Rare is the day when the internet doesn’t offer me a ‘how to fix your life’ statement. Usually those statements contain the idea that not being a people pleaser is the way to go. Every time I see this, it saddens me, because it feels like a rejection of something that I hold dear, and that is intrinsic to who I am and what I do. Amusingly, I’m not quite enough of a people pleaser to apologise for being a people pleaser every time some random stranger tells me I shouldn’t be doing that.

I know I can’t please everyone all the time. I know some people just aren’t pleasable, and that some people just don’t deserve that kind of response. I know there are people who will respond to me by using and taking.

I also know that pursuing my own goals at someone else’s expense is deeply uncomfortable for me. I know that given the choice between what a community needs, and what I need, that I’ll go all Mr Spok – the needs of the many outweighing the needs of the one – namely me. I know that if I see someone suffering, struggling, in need, that my impulse is to try and help in whatever small way I can. I know that given the opportunity to cheer, encourage support and enable someone else, I’ll take that opportunity and do the best I can with it. I also get this stuff wrong, I turn out to be inadequate, I misjudge and I care about that when it happens.

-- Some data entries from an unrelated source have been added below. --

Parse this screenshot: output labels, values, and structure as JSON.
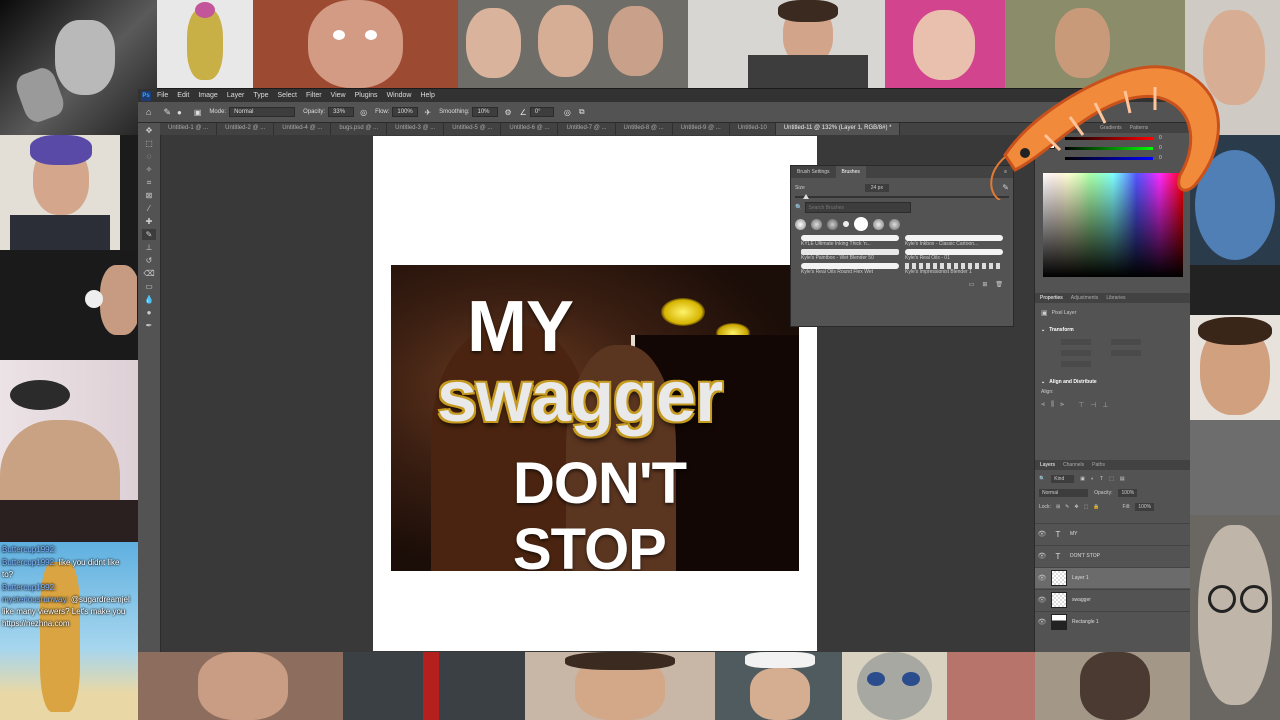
{
  "photoshop": {
    "menu": [
      "File",
      "Edit",
      "Image",
      "Layer",
      "Type",
      "Select",
      "Filter",
      "View",
      "Plugins",
      "Window",
      "Help"
    ],
    "options_bar": {
      "mode_label": "Mode:",
      "mode_value": "Normal",
      "opacity_label": "Opacity:",
      "opacity_value": "33%",
      "flow_label": "Flow:",
      "flow_value": "100%",
      "smoothing_label": "Smoothing:",
      "smoothing_value": "10%",
      "angle_value": "0°"
    },
    "tabs": [
      "Untitled-1 @ ...",
      "Untitled-2 @ ...",
      "Untitled-4 @ ...",
      "bugs.psd @ ...",
      "Untitled-3 @ ...",
      "Untitled-5 @ ...",
      "Untitled-6 @ ...",
      "Untitled-7 @ ...",
      "Untitled-8 @ ...",
      "Untitled-9 @ ...",
      "Untitled-10",
      "Untitled-11 @ 132% (Layer 1, RGB/8#) *"
    ],
    "meme": {
      "line1": "MY",
      "line2": "swagger",
      "line3": "DON'T STOP"
    },
    "brush_panel": {
      "tab_settings": "Brush Settings",
      "tab_brushes": "Brushes",
      "size_label": "Size",
      "size_value": "24 px",
      "search_placeholder": "Search Brushes",
      "brushes": [
        "KYLE Ultimate Inking Thick 'n...",
        "Kyle's Inkbox - Classic Cartoon...",
        "Kyle's Paintbox - Wet Blender 50",
        "Kyle's Real Oils - 01",
        "Kyle's Real Oils Round Flex Wet",
        "Kyle's Impressionist Blender 1"
      ]
    },
    "color_panel": {
      "tab_gradients": "Gradients",
      "tab_patterns": "Patterns",
      "r": "0",
      "g": "0",
      "b": "0"
    },
    "properties": {
      "tabs": [
        "Properties",
        "Adjustments",
        "Libraries"
      ],
      "kind": "Pixel Layer",
      "transform": "Transform",
      "align": "Align and Distribute",
      "align_label": "Align:"
    },
    "layers_panel": {
      "tabs": [
        "Layers",
        "Channels",
        "Paths"
      ],
      "kind_label": "Kind",
      "blend": "Normal",
      "opacity_label": "Opacity:",
      "opacity_value": "100%",
      "lock_label": "Lock:",
      "fill_label": "Fill:",
      "fill_value": "100%",
      "layers": [
        "MY",
        "DON'T STOP",
        "Layer 1",
        "swagger",
        "Rectangle 1"
      ]
    }
  },
  "chat": {
    "lines": [
      {
        "user": "Buttercup1992:",
        "text": ""
      },
      {
        "user": "Buttercup1992:",
        "text": " like you didnt like"
      },
      {
        "user": "",
        "text": "to?"
      },
      {
        "user": "Buttercup1992:",
        "text": ""
      },
      {
        "user": "mysteriousrunway:",
        "text": " @sugardreamjel"
      },
      {
        "user": "",
        "text": "like many viewers? Let's make you"
      },
      {
        "user": "",
        "text": "https://nezhna.com"
      }
    ]
  }
}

Granted, not giving a shit about anyone else and always putting your own needs first tends to make happy the kind of people who are happy to live that way. I see it as a cold, hollow way to live. As an author and a performer, I am addicted to the applause, but you don’t get the applause unless you can do something people appreciate. To stand on a stage and make an audience laugh. To write a blog post that touches someone else. To write a book that someone loves. There is no greater reward for me than someone else’s laughter, or seeing someone get up again after life has knocked them down, or seeing someone enabled to do things they could not do before.

Generally when people say ‘people pleaser’ it’s not offered as a compliment. We live in a culture where taking, controlling, using, directing and having the good things flow towards you is seen as a sign of power. To give, to offer, to compromise, to help, to serve – these things are seen as weak. ‘Strong’ people can even feel morally entitled to use people who are ‘weak’ in this way. Doormats. Fools. Certainly along the way I have met people who have seen my nature as an invitation to abuse my good will, and who have cheerfully told me it’s my fault for giving too much in the first place.

There are many things I’ll try in order to comfort or assist, but one of the things I won’t do is apologise (any more) for who I am. I won’t accept being shamed for being generous, and I won’t accept that service makes it ok to just use me. I won’t be part of this narrative. A desire to make things better does not have to include a willingness to be undervalued while doing it, and it does not have to mean going along with the bullshit hippy memes that say ‘stop trying to please other people’ as a way to improve your life.

Having a default setting of ‘people pleaser’ is not consent to be used in all ways by all comers, any more than an enthusiasm for sex is consent to be used in all ways by anyone who wants to. We live in a culture that puts a price on everything, and that has some rather sick reactions to generosity of all kinds. And until we learn to go round being nicer to each other, this is unlikely to change.